Talk: “Wollstonecraft and Gouges on the Women’s Revolution,” Alan Coffee (Kings’ College London, Philosophy) & Sandrine Berges (Bilkent, Philosophy), H-232, 3:40PM April 26 (EN)

“Wollstonecraft and Gouges on the Women’s Revolution”
By Alan Coffee (Kings’ College London, Philosophy) & Sandrine Berges (Bilkent, Philosophy)

Date: Thursday 26 April, 2018
Time: 1540-1715
Place: H-232

Abstract: In her Historical and Moral View of the French Revolution,Wollstonecraft presents a view of the course of the events that lead to the Terror as the inevitable outcome of first inequality and then the oppression and prejudice that invariably followed. While she regards the revolution as justified she is conflicted about the course it must take. In principle a gradual revolution is needed because people have time to adjust themselves, internalising new principles, shedding old prejudices and adopting new virtues. But such a revolution can never happen because the elites who got the country into this mess are both intellectually and morally incapable of giving up their privilege, even when this eventually goes against their interest. In the end, the chaos becomes unstoppable and in the power vacuum it is small-minded petty self-interested individuals who are the chief obstacle to progress and peace.
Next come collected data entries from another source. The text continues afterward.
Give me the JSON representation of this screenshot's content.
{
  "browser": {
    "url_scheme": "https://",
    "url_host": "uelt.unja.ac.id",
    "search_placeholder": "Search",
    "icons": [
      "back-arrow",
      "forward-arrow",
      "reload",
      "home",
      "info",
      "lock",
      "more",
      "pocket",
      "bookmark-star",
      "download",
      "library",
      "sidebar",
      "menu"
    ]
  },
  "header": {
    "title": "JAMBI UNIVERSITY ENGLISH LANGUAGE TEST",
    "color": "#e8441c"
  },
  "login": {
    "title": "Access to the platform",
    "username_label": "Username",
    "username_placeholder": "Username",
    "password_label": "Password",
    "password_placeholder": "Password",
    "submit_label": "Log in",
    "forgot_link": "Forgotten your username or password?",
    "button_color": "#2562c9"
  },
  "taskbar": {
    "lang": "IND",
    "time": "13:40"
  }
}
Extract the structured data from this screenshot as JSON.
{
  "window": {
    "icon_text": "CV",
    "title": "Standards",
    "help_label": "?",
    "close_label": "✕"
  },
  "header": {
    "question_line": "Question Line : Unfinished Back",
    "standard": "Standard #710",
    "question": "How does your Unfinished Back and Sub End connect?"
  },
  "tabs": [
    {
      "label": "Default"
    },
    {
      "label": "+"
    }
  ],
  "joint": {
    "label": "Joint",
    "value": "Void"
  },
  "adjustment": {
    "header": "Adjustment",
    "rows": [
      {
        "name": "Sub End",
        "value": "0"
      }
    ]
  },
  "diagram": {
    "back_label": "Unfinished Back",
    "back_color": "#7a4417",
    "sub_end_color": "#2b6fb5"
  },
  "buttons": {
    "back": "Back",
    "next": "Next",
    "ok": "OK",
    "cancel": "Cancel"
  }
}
These are the cocks on their dunghills. An interesting parallel that emerges from reading Wollstonecraft’s history is the light that it sheds on the other revolution that she writes about – the women’s revolution.

A Revolution in manners requires a close look at the place women actually occupy in society, that we which they are said to occupy, and that which they could and should occupy given the right reforms. This is why Olympe de Gouges, philosopher of the French Revolution, looked at women’s place in society at three levels, natural, social and political. When Wollstonecraft says that there must be a revolution in female manners, she means, of course, not only that women should stop acting like precious imbeciles, but that men should stop treating them as such. What Gouges is doing in her early political writings, is to show that women are already manifesting the sort of virtues and behaviour that the republic needs, but that these virtues and behaviour are obscured both by the representation (or non-representation) or women’s role in primitive society and contemporary culture, and by the tendency of newly freed men to turn into petty tyrants.